日本の観測史上最大のマグニチュード9の揺れと巨大津波によって1万5千人を超える死者を出した東日本大震災から11日で1年半です。依然、2800人以上が行方不明ですまちを根こそぎ奪った地震と津波のすさまじさを示しています。

 東京電力福島原発事故も重なった「複合災害」は東北3県を中心に34万人以上に避難生活を強いています。被災者の生活を支えるとともに、本格的な復興へ加速することが重要になっています。

 被災地は2度目の夏、またも厳しい暑さに苦しめられました。強い日差しが仮設住宅の屋根を熱し、室温は40度近くに達したところもありました。電気代節約のためエアコンなどの冷房は最小限に我慢する人たちもいました。熱中症で搬送されたお年よりも少なくありません。

 短い秋の後は冬が来ます。長引く仮説での生活は住民の心と健康を破壊します。被災者が安心して暮らせるよう物心両面でのきめ細かな支援の継続は不可欠です。ところが国は、医療・介護の窓口・利用料負担や保険料を減免する特別措置を、原発事故避難指示地域を除いて、9月末で取りやめる方針です。あまりに冷たい、逆行した政策です。多くの自治体は独自努力で減免を続けますが、、大変な財政負担です。「救われた命」が失われないようにするため国としての支援こそが必要です。

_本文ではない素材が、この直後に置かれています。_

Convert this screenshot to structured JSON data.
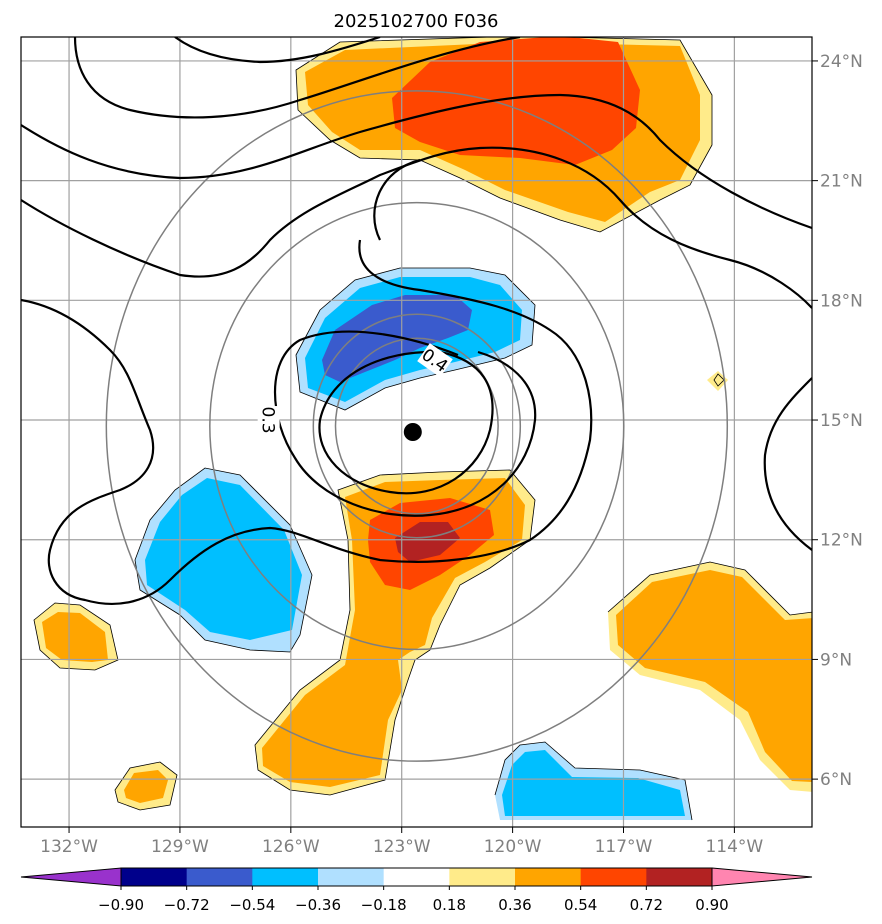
{
  "chart_data": {
    "type": "contour_map",
    "title": "2025102700 F036",
    "lon_range": [
      -133.3,
      -111.9
    ],
    "lat_range": [
      4.8,
      24.6
    ],
    "x_ticks": [
      -132,
      -129,
      -126,
      -123,
      -120,
      -117,
      -114
    ],
    "x_tick_labels": [
      "132°W",
      "129°W",
      "126°W",
      "123°W",
      "120°W",
      "117°W",
      "114°W"
    ],
    "y_ticks": [
      6,
      9,
      12,
      15,
      18,
      21,
      24
    ],
    "y_tick_labels": [
      "6°N",
      "9°N",
      "12°N",
      "15°N",
      "18°N",
      "21°N",
      "24°N"
    ],
    "grid": true,
    "storm_center": {
      "lon": -122.7,
      "lat": 14.7
    },
    "range_rings_deg": [
      2.2,
      2.8,
      5.6,
      8.4
    ],
    "line_contour_labels": [
      {
        "text": "0.4",
        "lon": -122.1,
        "lat": 16.5
      },
      {
        "text": "0.3",
        "lon": -126.6,
        "lat": 15.0
      }
    ],
    "colorbar": {
      "levels": [
        -0.9,
        -0.72,
        -0.54,
        -0.36,
        -0.18,
        0.18,
        0.36,
        0.54,
        0.72,
        0.9
      ],
      "tick_labels": [
        "−0.90",
        "−0.72",
        "−0.54",
        "−0.36",
        "−0.18",
        "0.18",
        "0.36",
        "0.54",
        "0.72",
        "0.90"
      ],
      "colors": [
        "#9932cc",
        "#00008b",
        "#3a5bcd",
        "#00bfff",
        "#b0e0ff",
        "#ffffff",
        "#ffeb8a",
        "#ffa500",
        "#ff4500",
        "#b22222",
        "#ff85b0"
      ],
      "extend": "both"
    }
  }
}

 公的支援を拡充し住宅の再建をすすめ、災害公営住宅の建設も急がれます。また、仕事と雇用の確保は急務です。地域経済を支える中小企業への支援や漁港の再建などには特別なテ伊達が必要です。地域社会全体を再建する復興に力を注ぐ時です。

 原発災害は、16万人以上が県内外に避難を続けるなど福島県民に甚大な被害をもたらしています。東京電力の賠償もまだまだ不十分です。事故収束の見通しだけでなく、放射能で汚染された地域の除染も急がなければなりません。原発を「国策」として推進してきた政府の責任があらためて問われます。いまこそ原発からの撤退を決断し、反省の上にたった被災者への補償と地域再生に全力をあげるべきです。